The “Americanizer” and Other Tales of Translation
I was heartened to see the jam-packed room at the “PEN Presents: Translating Books for Youth” panel at the Brooklyn Book Festival on Sunday. The 40 or so in attendance in the fourth floor room, accessible only by a small elevator and a tucked-away escalator at St. Francis College, rivaled the audiences at the more centrally located panels with big-name speakers and well-heeled corporate sponsors. Furthermore, our audience stayed for the entire presentation, which I consider another sign of success. I’m grateful to all the people who showed up and who spoke with us afterward. And I’m grateful to the organizers of the Brooklyn Book Festival for this and many other wonderful exhibits and events in support of all aspects of diversity, and in support of small presses and freedom of expression.
Alex Zucker did a great job of moderating the panel, and his PEN Translation Committee co-chair, Margaret B. Carson, took valuable photos and notes. We started off with a questions about the importance of publishing translations for young people and acknowledging that these books are translations. Claudia Zöe Bedrick, the publisher of Enchanted Lion Books, observed that books in translation open up a dialogue about the countries from where these books come. Reading is a way that children learn about things that are unfamiliar. Mara Lethem, who recently returned to the United States after many years of living in Barcelona, Spain, described U.S. literary culture as insular, more of a culture of export than import. Julia Heim, one of the translators of the best-selling Geronimo Stilton series from Italy, pointed out that acknowledging translators supports their work; after many years of working on this series for Scholastic, she was finally given credit as a translator. I added that when young readers in the United States aren’t exposed to the literature of other countries because publishers and other gatekeepers see these books as “weird,” they are consigning our young readers to second-class global citizenship. If young people don’t have exposure to diverse cultures, they will be less able to adapt, leaving them at the mercy of local and global economic and political forces, with opportunities closed off to them.
We then spoke about how translating for children is different from translating for adult readers. I kicked this discussion off, mentioning the role of gatekeepers because the younger the readers are, the less likely they are to choose their own books. Julia talked about the “dumbing down” of children’s books in the United States, as children in Italy are exposed to longer words at an earlier age. Mara talked about onomatopoeia and how it’s represented in different languages, how to translate fart jokes, a barking dog in Spain that goes “boop boop,” and whether “zzzzz” is the universal representation of snoring. She pointed out that when fewer words are involved, each word carries greater importance. Both Mara and Claudia discussed the process of working with illustrators and the special challenges of translating a children’s book that may not coordinate with the illustrations in the new language. Often, the illustrations must be changed, not only for linguistic but also for cultural reasons.

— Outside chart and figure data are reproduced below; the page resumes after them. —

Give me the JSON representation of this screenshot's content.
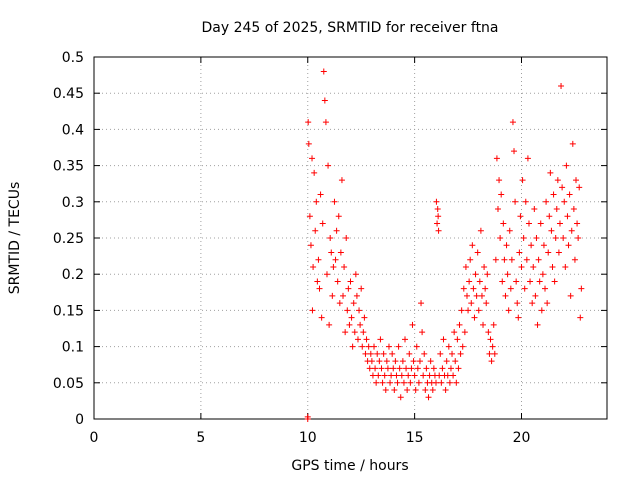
{
  "chart_data": {
    "type": "scatter",
    "title": "Day 245 of 2025, SRMTID for receiver ftna",
    "xlabel": "GPS time / hours",
    "ylabel": "SRMTID / TECUs",
    "xlim": [
      0,
      24
    ],
    "ylim": [
      0,
      0.5
    ],
    "xticks": [
      0,
      5,
      10,
      15,
      20
    ],
    "xtick_labels": [
      "0",
      "5",
      "10",
      "15",
      "20"
    ],
    "yticks": [
      0,
      0.05,
      0.1,
      0.15,
      0.2,
      0.25,
      0.3,
      0.35,
      0.4,
      0.45,
      0.5
    ],
    "ytick_labels": [
      "0",
      "0.05",
      "0.1",
      "0.15",
      "0.2",
      "0.25",
      "0.3",
      "0.35",
      "0.4",
      "0.45",
      "0.5"
    ],
    "grid": true,
    "marker": "plus",
    "color": "#ff0000",
    "series": [
      {
        "name": "SRMTID",
        "x": [
          10.0,
          10.0,
          10.02,
          10.05,
          10.1,
          10.15,
          10.2,
          10.22,
          10.25,
          10.3,
          10.35,
          10.4,
          10.45,
          10.5,
          10.55,
          10.6,
          10.65,
          10.7,
          10.75,
          10.8,
          10.85,
          10.9,
          10.95,
          11.0,
          11.05,
          11.1,
          11.15,
          11.2,
          11.25,
          11.3,
          11.35,
          11.4,
          11.45,
          11.5,
          11.55,
          11.6,
          11.65,
          11.7,
          11.75,
          11.8,
          11.85,
          11.9,
          11.95,
          12.0,
          12.05,
          12.1,
          12.15,
          12.2,
          12.25,
          12.3,
          12.35,
          12.4,
          12.45,
          12.5,
          12.55,
          12.6,
          12.65,
          12.7,
          12.75,
          12.8,
          12.85,
          12.9,
          12.95,
          13.0,
          13.05,
          13.1,
          13.15,
          13.2,
          13.25,
          13.3,
          13.35,
          13.4,
          13.45,
          13.5,
          13.55,
          13.6,
          13.65,
          13.7,
          13.75,
          13.8,
          13.85,
          13.9,
          13.95,
          14.0,
          14.05,
          14.1,
          14.15,
          14.2,
          14.25,
          14.3,
          14.35,
          14.4,
          14.45,
          14.5,
          14.55,
          14.6,
          14.65,
          14.7,
          14.75,
          14.8,
          14.85,
          14.9,
          14.95,
          15.0,
          15.05,
          15.1,
          15.15,
          15.2,
          15.25,
          15.3,
          15.35,
          15.4,
          15.45,
          15.5,
          15.55,
          15.6,
          15.65,
          15.7,
          15.75,
          15.8,
          15.85,
          15.9,
          15.95,
          16.0,
          16.02,
          16.05,
          16.08,
          16.1,
          16.12,
          16.15,
          16.2,
          16.25,
          16.3,
          16.35,
          16.4,
          16.45,
          16.5,
          16.55,
          16.6,
          16.65,
          16.7,
          16.75,
          16.8,
          16.85,
          16.9,
          16.95,
          17.0,
          17.05,
          17.1,
          17.15,
          17.2,
          17.25,
          17.3,
          17.35,
          17.4,
          17.45,
          17.5,
          17.55,
          17.6,
          17.65,
          17.7,
          17.75,
          17.8,
          17.85,
          17.9,
          17.95,
          18.0,
          18.05,
          18.1,
          18.15,
          18.2,
          18.25,
          18.3,
          18.35,
          18.4,
          18.45,
          18.5,
          18.55,
          18.6,
          18.65,
          18.7,
          18.75,
          18.8,
          18.85,
          18.9,
          18.95,
          19.0,
          19.05,
          19.1,
          19.15,
          19.2,
          19.25,
          19.3,
          19.35,
          19.4,
          19.45,
          19.5,
          19.55,
          19.6,
          19.65,
          19.7,
          19.75,
          19.8,
          19.85,
          19.9,
          19.95,
          20.0,
          20.05,
          20.1,
          20.15,
          20.2,
          20.25,
          20.3,
          20.35,
          20.4,
          20.45,
          20.5,
          20.55,
          20.6,
          20.65,
          20.7,
          20.75,
          20.8,
          20.85,
          20.9,
          20.95,
          21.0,
          21.05,
          21.1,
          21.15,
          21.2,
          21.25,
          21.3,
          21.35,
          21.4,
          21.45,
          21.5,
          21.55,
          21.6,
          21.65,
          21.7,
          21.75,
          21.8,
          21.85,
          21.9,
          21.95,
          22.0,
          22.05,
          22.1,
          22.15,
          22.2,
          22.25,
          22.3,
          22.35,
          22.4,
          22.45,
          22.5,
          22.55,
          22.6,
          22.65,
          22.7,
          22.75,
          22.8
        ],
        "y": [
          0.0,
          0.003,
          0.41,
          0.38,
          0.28,
          0.24,
          0.36,
          0.15,
          0.21,
          0.34,
          0.26,
          0.3,
          0.19,
          0.22,
          0.18,
          0.31,
          0.14,
          0.27,
          0.48,
          0.44,
          0.41,
          0.2,
          0.35,
          0.13,
          0.25,
          0.23,
          0.17,
          0.21,
          0.3,
          0.22,
          0.26,
          0.19,
          0.28,
          0.16,
          0.23,
          0.33,
          0.17,
          0.21,
          0.12,
          0.25,
          0.15,
          0.18,
          0.13,
          0.19,
          0.14,
          0.1,
          0.16,
          0.12,
          0.2,
          0.17,
          0.11,
          0.15,
          0.13,
          0.18,
          0.1,
          0.12,
          0.14,
          0.09,
          0.11,
          0.08,
          0.1,
          0.07,
          0.09,
          0.08,
          0.06,
          0.1,
          0.07,
          0.05,
          0.09,
          0.06,
          0.08,
          0.11,
          0.07,
          0.05,
          0.09,
          0.06,
          0.04,
          0.08,
          0.07,
          0.1,
          0.05,
          0.06,
          0.09,
          0.07,
          0.04,
          0.08,
          0.06,
          0.05,
          0.1,
          0.07,
          0.03,
          0.06,
          0.08,
          0.05,
          0.11,
          0.07,
          0.04,
          0.06,
          0.09,
          0.05,
          0.07,
          0.13,
          0.08,
          0.06,
          0.04,
          0.1,
          0.07,
          0.05,
          0.08,
          0.16,
          0.12,
          0.06,
          0.09,
          0.04,
          0.07,
          0.05,
          0.03,
          0.06,
          0.08,
          0.05,
          0.04,
          0.07,
          0.06,
          0.05,
          0.3,
          0.27,
          0.29,
          0.28,
          0.26,
          0.06,
          0.09,
          0.05,
          0.07,
          0.11,
          0.06,
          0.04,
          0.08,
          0.06,
          0.1,
          0.05,
          0.07,
          0.09,
          0.06,
          0.12,
          0.08,
          0.05,
          0.11,
          0.07,
          0.13,
          0.09,
          0.15,
          0.1,
          0.18,
          0.12,
          0.21,
          0.17,
          0.15,
          0.19,
          0.22,
          0.16,
          0.24,
          0.18,
          0.14,
          0.2,
          0.17,
          0.23,
          0.15,
          0.19,
          0.26,
          0.17,
          0.13,
          0.21,
          0.18,
          0.16,
          0.2,
          0.12,
          0.09,
          0.11,
          0.08,
          0.1,
          0.13,
          0.09,
          0.22,
          0.36,
          0.29,
          0.33,
          0.25,
          0.31,
          0.19,
          0.27,
          0.22,
          0.17,
          0.24,
          0.2,
          0.15,
          0.26,
          0.18,
          0.22,
          0.41,
          0.37,
          0.3,
          0.19,
          0.16,
          0.14,
          0.23,
          0.28,
          0.21,
          0.33,
          0.25,
          0.18,
          0.3,
          0.22,
          0.36,
          0.27,
          0.19,
          0.24,
          0.16,
          0.21,
          0.29,
          0.17,
          0.25,
          0.13,
          0.22,
          0.19,
          0.27,
          0.15,
          0.2,
          0.24,
          0.18,
          0.3,
          0.16,
          0.23,
          0.28,
          0.34,
          0.26,
          0.21,
          0.31,
          0.19,
          0.25,
          0.29,
          0.33,
          0.23,
          0.27,
          0.46,
          0.32,
          0.25,
          0.3,
          0.21,
          0.35,
          0.28,
          0.24,
          0.31,
          0.17,
          0.26,
          0.38,
          0.29,
          0.22,
          0.33,
          0.27,
          0.25,
          0.32,
          0.14,
          0.18
        ]
      }
    ]
  }
}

This brought us to the third question, the degree of “Americanization” in translated children’s books. In the case of the Geronimo Stilton series, this is a major issue. The books are written by a team in Italy and translated by a team in the United States. Julia is only one of several who work on the initial translations from Italian. From there, the texts go to a special team member called an “Americanizer,” who flattens out the text and makes it culturally familiar. For instance, in the original, there are a myriad of cheeses but in the U.S. version, there are only a few — cheddar, American, and Swiss. However, because the series is published by a Christian publisher in Italy, though with a generally secular approach to moral instruction, there have been no issues of “inappropriate” content. That was not the case with the book I translated, The World in a Second. Armed with copies of the Portuguese original and the translation, I showed the audience the original illustrations of a barbershop in the Azores, complete with calendars featuring topless and otherwise scantily-clad women (what author Isabel Minhós Martins described to Carla Maia de Almeida and me in May as “the nudies”). I then showed the revised illustration that we requested from Bernardo Carvalho that has allowed the English version to pass muster with U.S. gatekeepers.
Mara commented that in some cases, translation is a transformation that doesn’t flatten the book but creates a culturally rich book in its own right. That’s the case with her Macanudo series from the Argentine cartoonist Liniers. As an admirer of U.S. culture, he was thrilled to have his work translated into English and appreciated the elements that seemed to him a kind of “homecoming.” We all agreed that as translators, we too are authors of the work, and our choices of what to translate and how to translate it have impact for ourselves and our readers.